Wednesday, October 7, 2020

Positive Outcomes

In the early 1800’s Paris was not the Paris that we know today. She was a grand city started in Roman times, rambling through the middle ages never having a central plan for her growth just evolving higgledy piggledy.

The Medieval sunless, airless passageways were choked with heavy wagons, carriages, horses and especially people cheek to jowl. On a good rainy day “cleansing” streams ran down the middle of the streets to sweep away all sorts of waste, including human, into the inadequate sewers. The sewers ran into the river Seine. Parisians got their drinking water from the Seine.

In the early 1800’s the population of Paris doubled to 1 million as peasants in search of jobs poured in from the impoverished countryside. In the early 1800’s cholera was lurking. Epidemics are opportunistic. Cholera was unleashed and swept through the rambling, overcrowded streets.

By 1832 people were dying in ever increasing numbers and with increasing speed. “Victims were said to look like corpses even before they died and some had ice-cold tongues. The cure of the day did little to arrest the spread of the disease: a hot bath infused with vinegar, salt and mustard, some lime tea and a sensible diet. “With these precautions, we need not worry about an epidemic,” an official declared with wild optimism in August 1832.” 19,000 citizens died in six months.

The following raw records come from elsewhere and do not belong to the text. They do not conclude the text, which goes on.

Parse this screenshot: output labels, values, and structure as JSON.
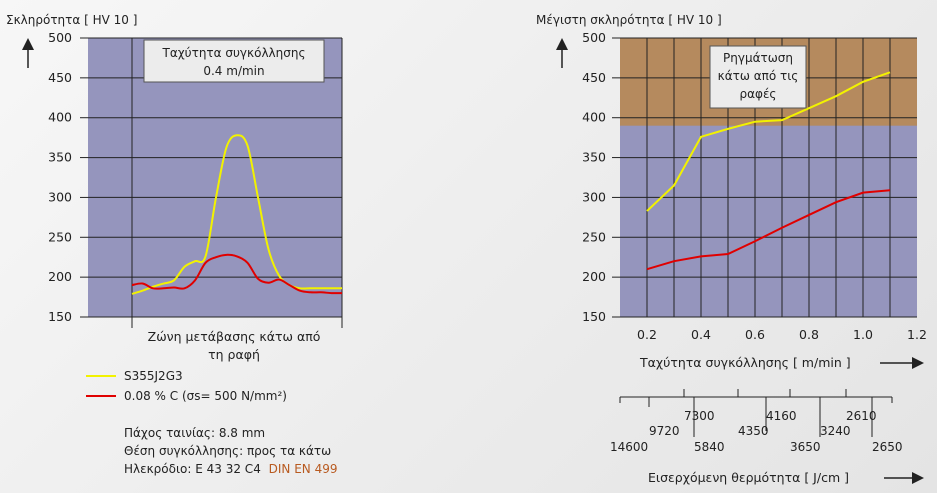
{
  "left_chart": {
    "ylabel": "Σκληρότητα [ HV 10 ]",
    "ylim": [
      150,
      500
    ],
    "yticks": [
      150,
      200,
      250,
      300,
      350,
      400,
      450,
      500
    ],
    "box_line1": "Ταχύτητα συγκόλλησης",
    "box_line2": "0.4 m/min",
    "xlabel_line1": "Ζώνη μετάβασης κάτω από",
    "xlabel_line2": "τη ραφή"
  },
  "legend": [
    {
      "label": "S355J2G3",
      "color": "#f2f200"
    },
    {
      "label": "0.08 % C (σs= 500 N/mm²)",
      "color": "#e00000"
    }
  ],
  "info": {
    "line1": "Πάχος ταινίας: 8.8 mm",
    "line2": "Θέση συγκόλλησης: προς τα κάτω",
    "line3_prefix": "Ηλεκρόδιο: E 43 32 C4",
    "line3_link": "DIN EN 499"
  },
  "right_chart": {
    "ylabel": "Μέγιστη σκληρότητα [ HV 10 ]",
    "ylim": [
      150,
      500
    ],
    "yticks": [
      150,
      200,
      250,
      300,
      350,
      400,
      450,
      500
    ],
    "xlim": [
      0.1,
      1.2
    ],
    "xticks": [
      "0.2",
      "0.4",
      "0.6",
      "0.8",
      "1.0",
      "1.2"
    ],
    "xlabel": "Ταχύτητα συγκόλλησης [ m/min ]",
    "crack_threshold": 390,
    "box_lines": [
      "Ρηγμάτωση",
      "κάτω από τις",
      "ραφές"
    ],
    "heat_upper": [
      "7300",
      "4160",
      "2610"
    ],
    "heat_middle": [
      "9720",
      "4350",
      "3240"
    ],
    "heat_lower": [
      "14600",
      "5840",
      "3650",
      "2650"
    ],
    "heat_label": "Εισερχόμενη θερμότητα [ J/cm ]"
  },
  "colors": {
    "plot_bg": "#9595bd",
    "crack_zone": "#b58a5e",
    "series1": "#f2f200",
    "series2": "#e00000"
  },
  "chart_data": [
    {
      "type": "line",
      "ylabel": "Σκληρότητα [ HV 10 ]",
      "xlabel": "Ζώνη μετάβασης κάτω από τη ραφή",
      "ylim": [
        150,
        500
      ],
      "x": [
        0,
        5,
        10,
        15,
        20,
        25,
        30,
        35,
        40,
        45,
        50,
        55,
        60,
        65,
        70,
        75,
        80,
        85,
        90,
        95,
        100
      ],
      "series": [
        {
          "name": "S355J2G3",
          "values": [
            179,
            183,
            188,
            192,
            196,
            213,
            220,
            226,
            300,
            363,
            378,
            365,
            300,
            235,
            202,
            190,
            186,
            186,
            186,
            186,
            186
          ]
        },
        {
          "name": "0.08 % C (σs= 500 N/mm²)",
          "values": [
            190,
            192,
            186,
            186,
            187,
            186,
            196,
            218,
            225,
            228,
            226,
            218,
            198,
            193,
            197,
            190,
            183,
            181,
            181,
            180,
            180
          ]
        }
      ]
    },
    {
      "type": "line",
      "ylabel": "Μέγιστη σκληρότητα [ HV 10 ]",
      "xlabel": "Ταχύτητα συγκόλλησης [ m/min ]",
      "xlim": [
        0.1,
        1.2
      ],
      "ylim": [
        150,
        500
      ],
      "x": [
        0.2,
        0.3,
        0.4,
        0.5,
        0.6,
        0.7,
        0.8,
        0.9,
        1.0,
        1.1
      ],
      "series": [
        {
          "name": "S355J2G3",
          "values": [
            283,
            315,
            376,
            386,
            395,
            397,
            412,
            427,
            445,
            457
          ]
        },
        {
          "name": "0.08 % C (σs= 500 N/mm²)",
          "values": [
            210,
            220,
            226,
            229,
            245,
            262,
            278,
            294,
            306,
            309
          ]
        }
      ]
    }
  ]
}
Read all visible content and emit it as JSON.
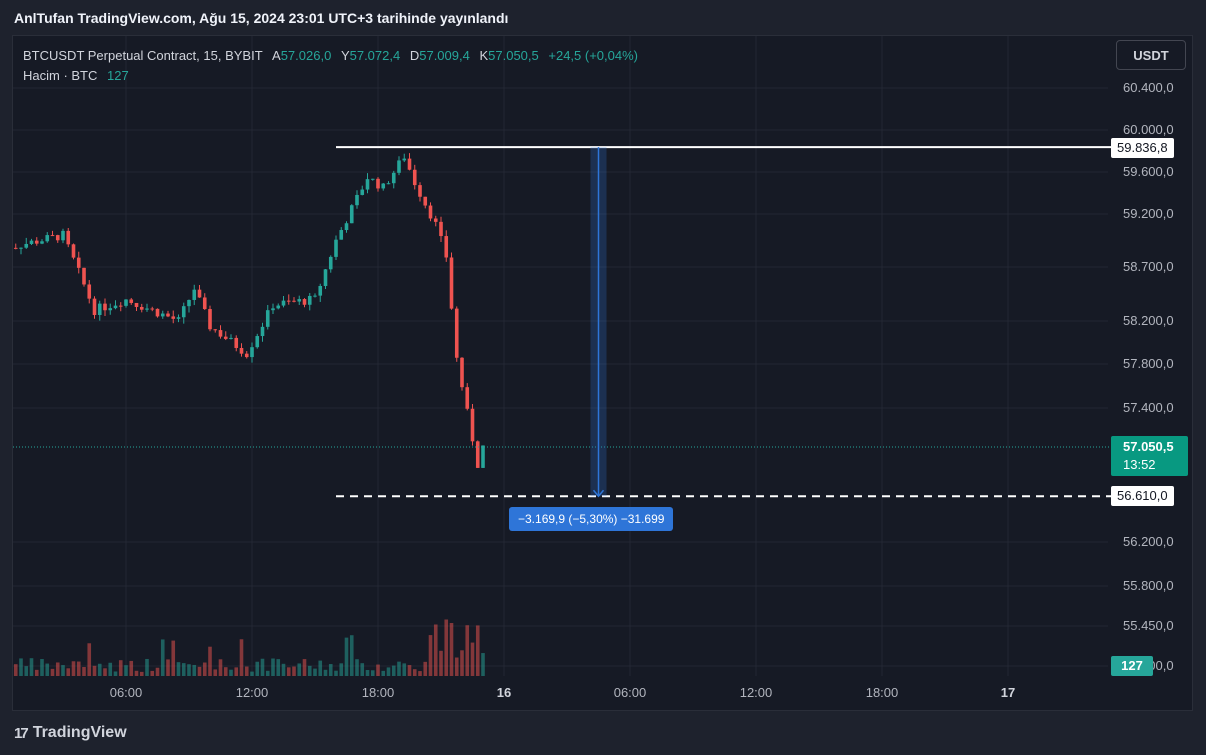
{
  "header": {
    "published": "AnlTufan TradingView.com, Ağu 15, 2024 23:01 UTC+3 tarihinde yayınlandı"
  },
  "legend": {
    "symbol": "BTCUSDT Perpetual Contract, 15, BYBIT",
    "open_label": "A",
    "open": "57.026,0",
    "high_label": "Y",
    "high": "57.072,4",
    "low_label": "D",
    "low": "57.009,4",
    "close_label": "K",
    "close": "57.050,5",
    "change": "+24,5 (+0,04%)",
    "volume_label": "Hacim · BTC",
    "volume": "127"
  },
  "currency_button": "USDT",
  "price_axis": [
    "60.400,0",
    "60.000,0",
    "59.600,0",
    "59.200,0",
    "58.700,0",
    "58.200,0",
    "57.800,0",
    "57.400,0",
    "56.200,0",
    "55.800,0",
    "55.450,0",
    "55.000,0"
  ],
  "time_axis": [
    {
      "label": "06:00",
      "bold": false
    },
    {
      "label": "12:00",
      "bold": false
    },
    {
      "label": "18:00",
      "bold": false
    },
    {
      "label": "16",
      "bold": true
    },
    {
      "label": "06:00",
      "bold": false
    },
    {
      "label": "12:00",
      "bold": false
    },
    {
      "label": "18:00",
      "bold": false
    },
    {
      "label": "17",
      "bold": true
    }
  ],
  "markers": {
    "high_line_value": "59.836,8",
    "low_line_value": "56.610,0",
    "last_price": "57.050,5",
    "countdown": "13:52",
    "volume_tag": "127"
  },
  "measure": {
    "label": "−3.169,9 (−5,30%) −31.699"
  },
  "footer": {
    "brand": "TradingView",
    "logo_glyph": "17"
  },
  "colors": {
    "up": "#26a69a",
    "down": "#ef5350",
    "background": "#161a25",
    "measure": "#2e75d8"
  },
  "chart_data": {
    "type": "candlestick",
    "symbol": "BTCUSDT Perpetual Contract",
    "interval": "15",
    "exchange": "BYBIT",
    "ohlc_anchors": [
      {
        "time": "00:45",
        "open": 58950,
        "close": 58900
      },
      {
        "time": "03:00",
        "open": 58850,
        "close": 59000
      },
      {
        "time": "04:30",
        "open": 58750,
        "close": 58300
      },
      {
        "time": "06:00",
        "open": 58250,
        "close": 58400
      },
      {
        "time": "08:30",
        "open": 58400,
        "close": 58200
      },
      {
        "time": "09:15",
        "open": 58300,
        "close": 58500
      },
      {
        "time": "10:00",
        "open": 58400,
        "close": 58150
      },
      {
        "time": "11:45",
        "open": 57800,
        "close": 57900
      },
      {
        "time": "13:00",
        "open": 58100,
        "close": 58350
      },
      {
        "time": "15:00",
        "open": 58450,
        "close": 58400
      },
      {
        "time": "16:00",
        "open": 58750,
        "close": 58950
      },
      {
        "time": "17:30",
        "open": 59250,
        "close": 59550
      },
      {
        "time": "18:15",
        "open": 59500,
        "close": 59450
      },
      {
        "time": "19:15",
        "open": 59650,
        "close": 59750
      },
      {
        "time": "19:45",
        "open": 59700,
        "close": 59500
      },
      {
        "time": "20:45",
        "open": 59450,
        "close": 59100
      },
      {
        "time": "21:15",
        "open": 59000,
        "close": 58800
      },
      {
        "time": "21:45",
        "open": 58000,
        "close": 57850
      },
      {
        "time": "22:15",
        "open": 57900,
        "close": 57350
      },
      {
        "time": "22:45",
        "open": 57100,
        "close": 56900
      },
      {
        "time": "23:00",
        "open": 57026.0,
        "high": 57072.4,
        "low": 57009.4,
        "close": 57050.5
      }
    ],
    "last_price": 57050.5,
    "range_high": 59836.8,
    "range_low": 56610.0,
    "volume_unit": "BTC",
    "last_volume": 127,
    "ylim": [
      55000,
      60400
    ]
  }
}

The city and it’s chaotic organizational structure were putting people in the path of the pandemic.

There was little that could be done as cholera swept through the city. When the outbreak was finally under control the city organizers rallied to plan on how to keep from repeating this humanitarian disaster. How to prevent disease was a driving force in urban planning. What would it take to keep the population safe and sound? Wider streets and sidewalks came as a result of the cholera, as well as developing a proper sewage system and running water in all housing.

To say the least change wasn’t easy. Neighborhoods were flattened, buildings cut in half and construction dust floated over the city for years.

By 1870 Paris had the sunniest, most beautiful, and functional streets ever seen. The elegant and practical results were copied throughout the world.

Today Paris has 2,100 kilometers of sewer tunnels and the capability of processing more than 2 million cubic meters of wastewater every day. The streets are swept and washed early every morning while the city gears up for another bustling day.

Are there lessons and examples from this historic event about ways we can work together for the better of all? Are we searching for positive outcomes from our current pandemic and humanitarian crisis?

——and yes Paris and all of France is confronting a new opportunistic infectious disease. Wear your mask. Wash your hands.